The bitchy schoolgirl response to a challenge to debate Peter Schiff. That he will only debate anyone who has put a billion dollars into gold or anything else. Like he has put a billion of his own money in Bitcoin! He's spent debt and shareholder funds. And it's a stupid notion from an otherwise intelligent guy. It would be like Tiger Woods saying he will only debate Augusta or accept coaching about golf with someone who has won the Masters five times.
Then, he could just acknowledge that he's sold shares to get cash, cause there's no way he's going all in on Bitcoin. That's truthful and honest. Instead we hear some BS about options expiry and he was forced to do it. He could have converted all the options to stock and not sold a thing. Its snaky the answer he gave.
Regarding Bitcoin, what do I lose out on lifestyle wise by not having bitcoin and bitcoin going to a gazillion dollars? Someone here in Australia won $150 million in lotto a few nights ago. Does it affect me at all? He could win lotto every week for the next ten years, and it doesn't affect me or my lifestyle at all. And lets say the gazillion dollar bitcoin now becomes the worlds reserve currency, for everything. Am I really not going to be able to buy food, electricity, petrol etc. because I didn't buy at $60,000? Are billions of humans not going to fed,sheltered or clothed cause they didn't buy bitcoin now? Billions will muddle through. The bread will cost roughly the same amount of labour to purchase as it does now. Same for everything. One way or another, we will trade equal values as buyer and seller. It's the way of free markets. Mine and billions of others lifestyles will not be meaningfully destroyed by not having bitcoin now, in preparation for the change to bitcoin as money.

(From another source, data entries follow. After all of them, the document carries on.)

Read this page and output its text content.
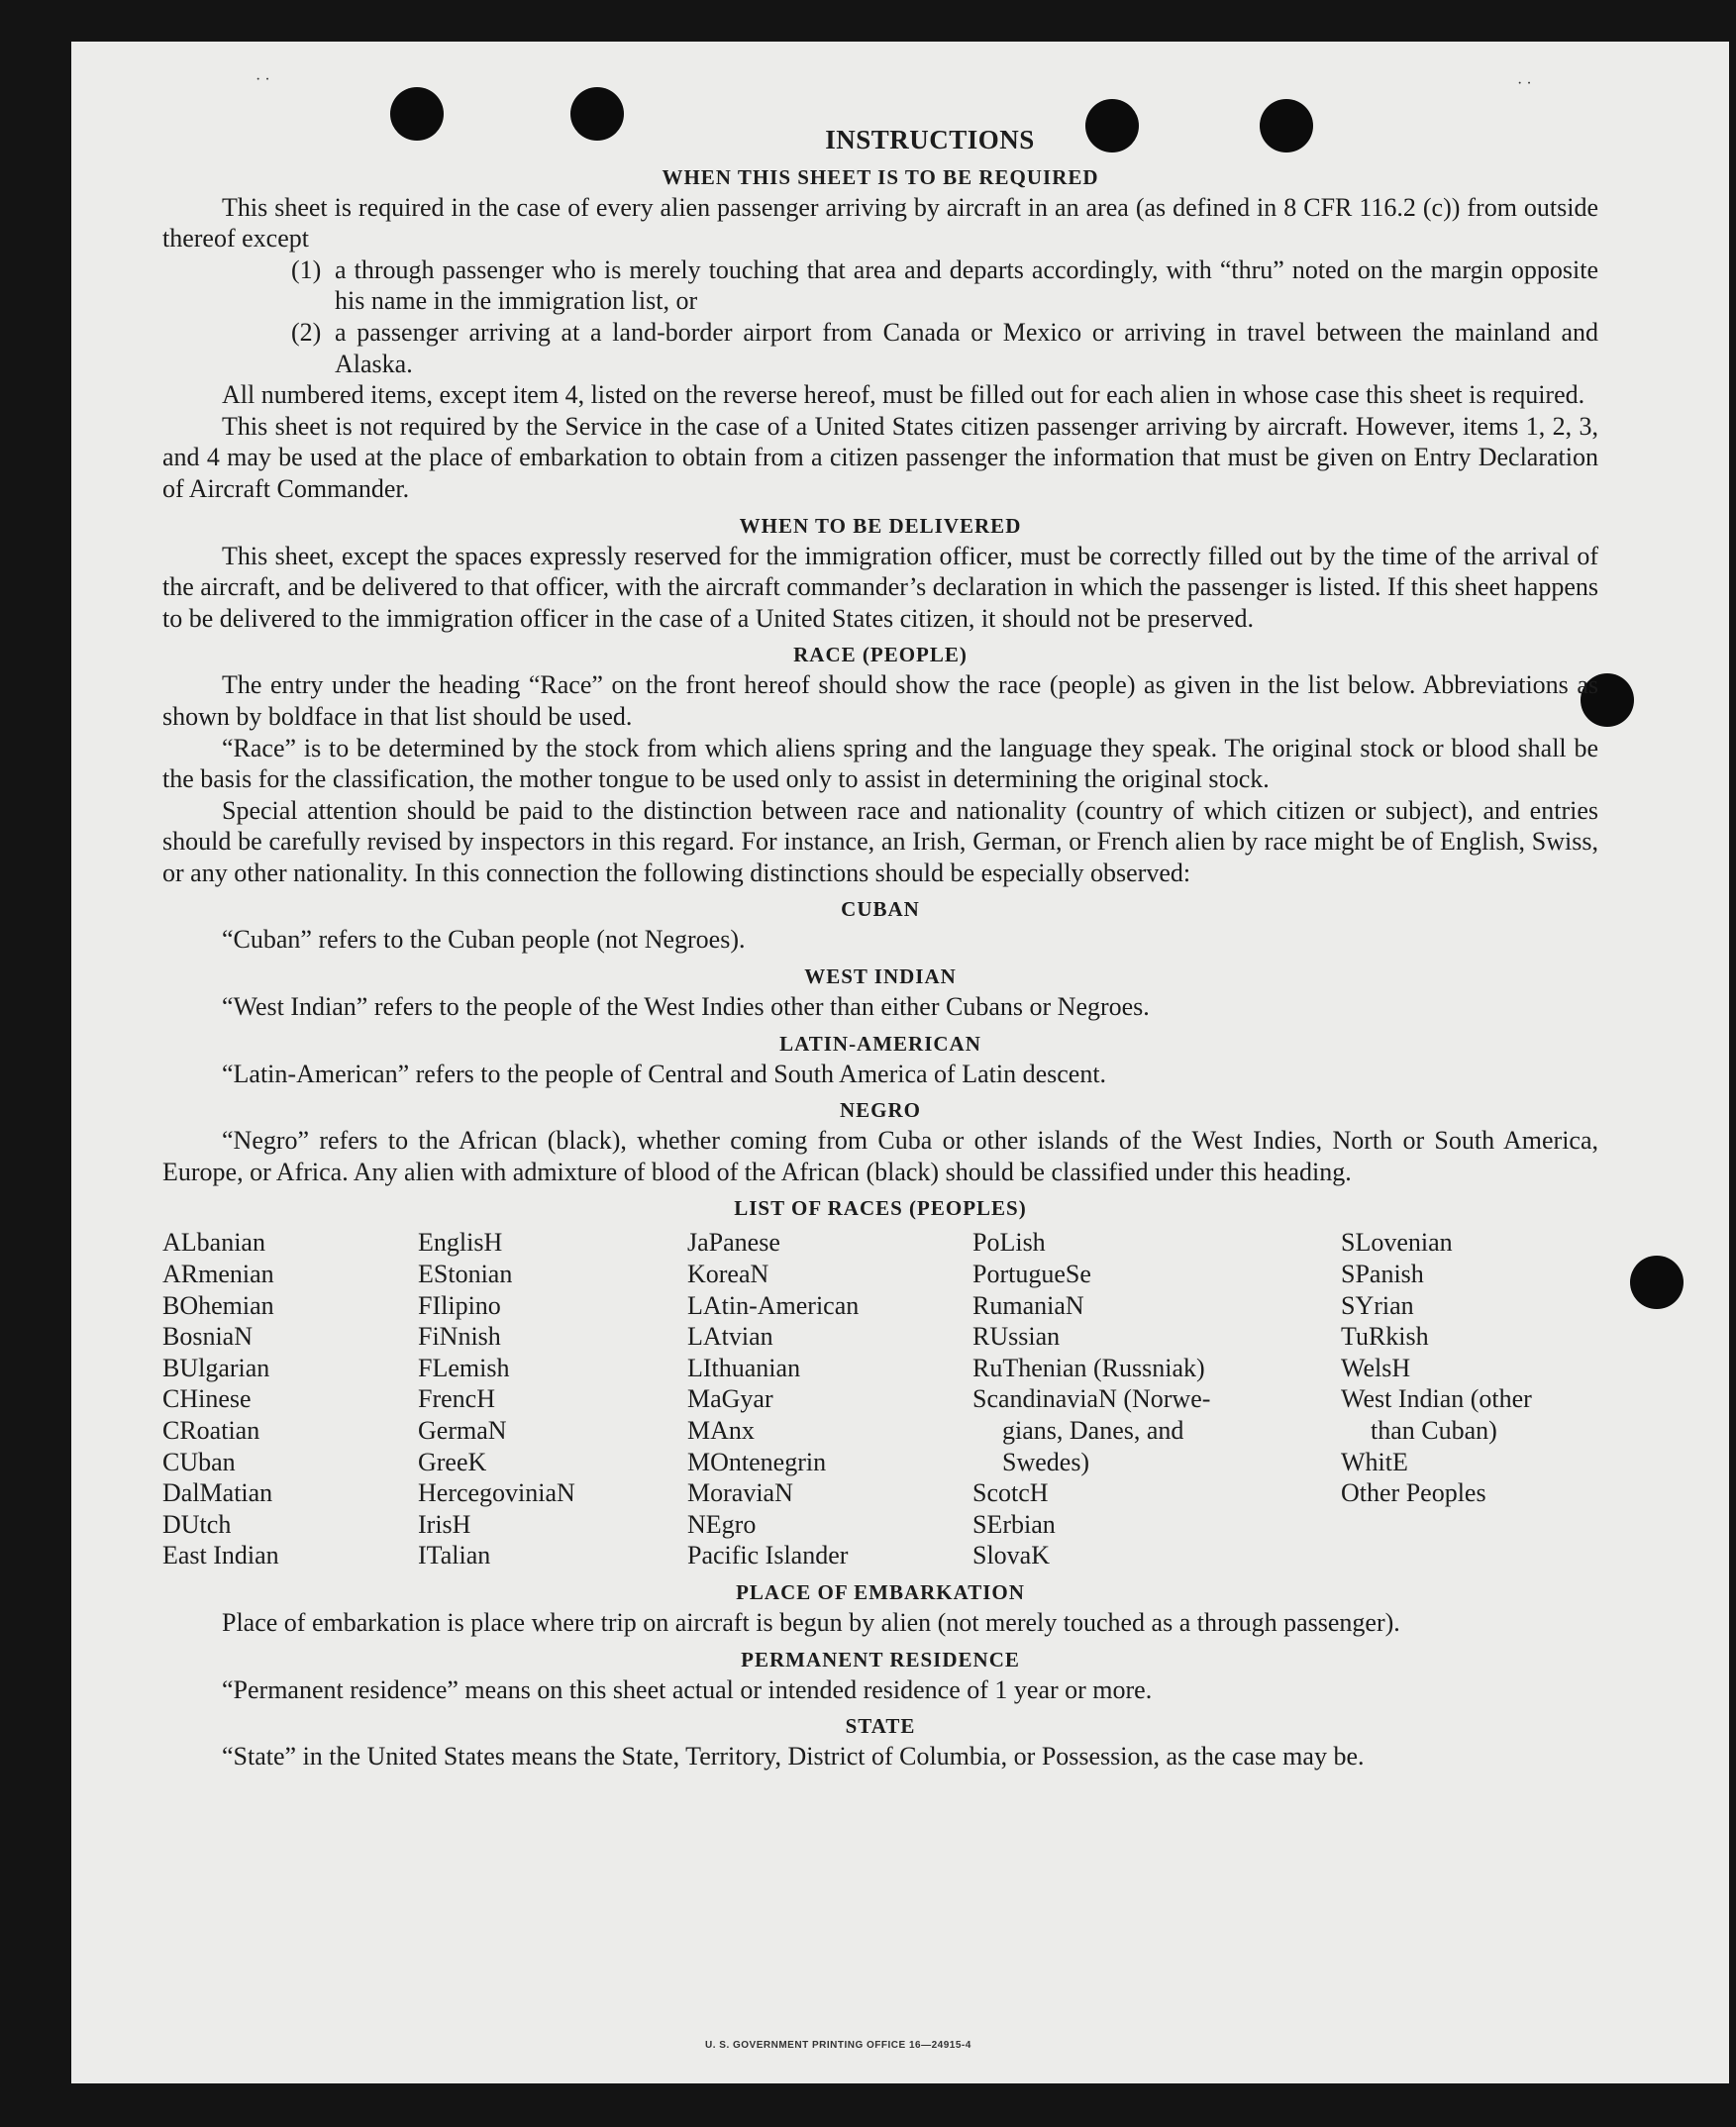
· ·	· ·
INSTRUCTIONS
WHEN THIS SHEET IS TO BE REQUIRED

This sheet is required in the case of every alien passenger arriving by aircraft in an area (as defined in 8 CFR 116.2 (c)) from outside thereof except

(1) a through passenger who is merely touching that area and departs accordingly, with “thru” noted on the margin opposite his name in the immigration list, or

(2) a passenger arriving at a land-border airport from Canada or Mexico or arriving in travel between the mainland and Alaska.

All numbered items, except item 4, listed on the reverse hereof, must be filled out for each alien in whose case this sheet is required.

This sheet is not required by the Service in the case of a United States citizen passenger arriving by aircraft. However, items 1, 2, 3, and 4 may be used at the place of embarkation to obtain from a citizen passenger the information that must be given on Entry Declaration of Aircraft Commander.

WHEN TO BE DELIVERED

This sheet, except the spaces expressly reserved for the immigration officer, must be correctly filled out by the time of the arrival of the aircraft, and be delivered to that officer, with the aircraft commander’s declaration in which the passenger is listed. If this sheet happens to be delivered to the immigration officer in the case of a United States citizen, it should not be preserved.

RACE (PEOPLE)

The entry under the heading “Race” on the front hereof should show the race (people) as given in the list below. Abbreviations as shown by boldface in that list should be used.

“Race” is to be determined by the stock from which aliens spring and the language they speak. The original stock or blood shall be the basis for the classification, the mother tongue to be used only to assist in determining the original stock.

Special attention should be paid to the distinction between race and nationality (country of which citizen or subject), and entries should be carefully revised by inspectors in this regard. For instance, an Irish, German, or French alien by race might be of English, Swiss, or any other nationality. In this connection the following distinctions should be especially observed:

CUBAN

“Cuban” refers to the Cuban people (not Negroes).

WEST INDIAN

“West Indian” refers to the people of the West Indies other than either Cubans or Negroes.

LATIN-AMERICAN

“Latin-American” refers to the people of Central and South America of Latin descent.

NEGRO

“Negro” refers to the African (black), whether coming from Cuba or other islands of the West Indies, North or South America, Europe, or Africa. Any alien with admixture of blood of the African (black) should be classified under this heading.

LIST OF RACES (PEOPLES)
ALbanian
ARmenian
BOhemian
BosniaN
BUlgarian
CHinese
CRoatian
CUban
DalMatian
DUtch
East Indian
EnglisH
EStonian
FIlipino
FiNnish
FLemish
FrencH
GermaN
GreeK
HercegoviniaN
IrisH
ITalian
JaPanese
KoreaN
LAtin-American
LAtvian
LIthuanian
MaGyar
MAnx
MOntenegrin
MoraviaN
NEgro
Pacific Islander
PoLish
PortugueSe
RumaniaN
RUssian
RuThenian (Russniak)
ScandinaviaN (Norwe-
gians, Danes, and
Swedes)
ScotcH
SErbian
SlovaK
SLovenian
SPanish
SYrian
TuRkish
WelsH
West Indian (other
than Cuban)
WhitE
Other Peoples
PLACE OF EMBARKATION

Place of embarkation is place where trip on aircraft is begun by alien (not merely touched as a through passenger).

PERMANENT RESIDENCE

“Permanent residence” means on this sheet actual or intended residence of 1 year or more.

STATE

“State” in the United States means the State, Territory, District of Columbia, or Possession, as the case may be.

U. S. GOVERNMENT PRINTING OFFICE 16—24915-4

So we miss out on a few Ferrari purchases? So what, it makes no difference to my lifestyle.
All that to say, I still struggle to understand why I should buy bitcoin. Given the reasons brought up in the article above and by the likes pf Peter Schiff.
Great description of the response to a Schiff debate, i had forgotten that one. Saylors response tried desperately to hide lack of substance with complete bs
> From my vantage point, someone created a long series of numbers in a computer, and because this computing power has been distributed to many computers globally, it is possible to keep track of each of these numbers so that nobody can “steal” your specific number-series. This sounds lovely an intellectual exercise, and it could have a nominal value if each number-series had some real asset value to it.
The same argument applies to green pieces of paper. Or for that matter those shiny yellow rocks.
Anton is right. Bitcoin is nothing. How many times has the story(sales pitch) changed? I’m gonna have fun not going broke when Bitcoin goes to zero. It is another in a long line of bubbles created since going off the gold standard. Best of luck to all the speculators.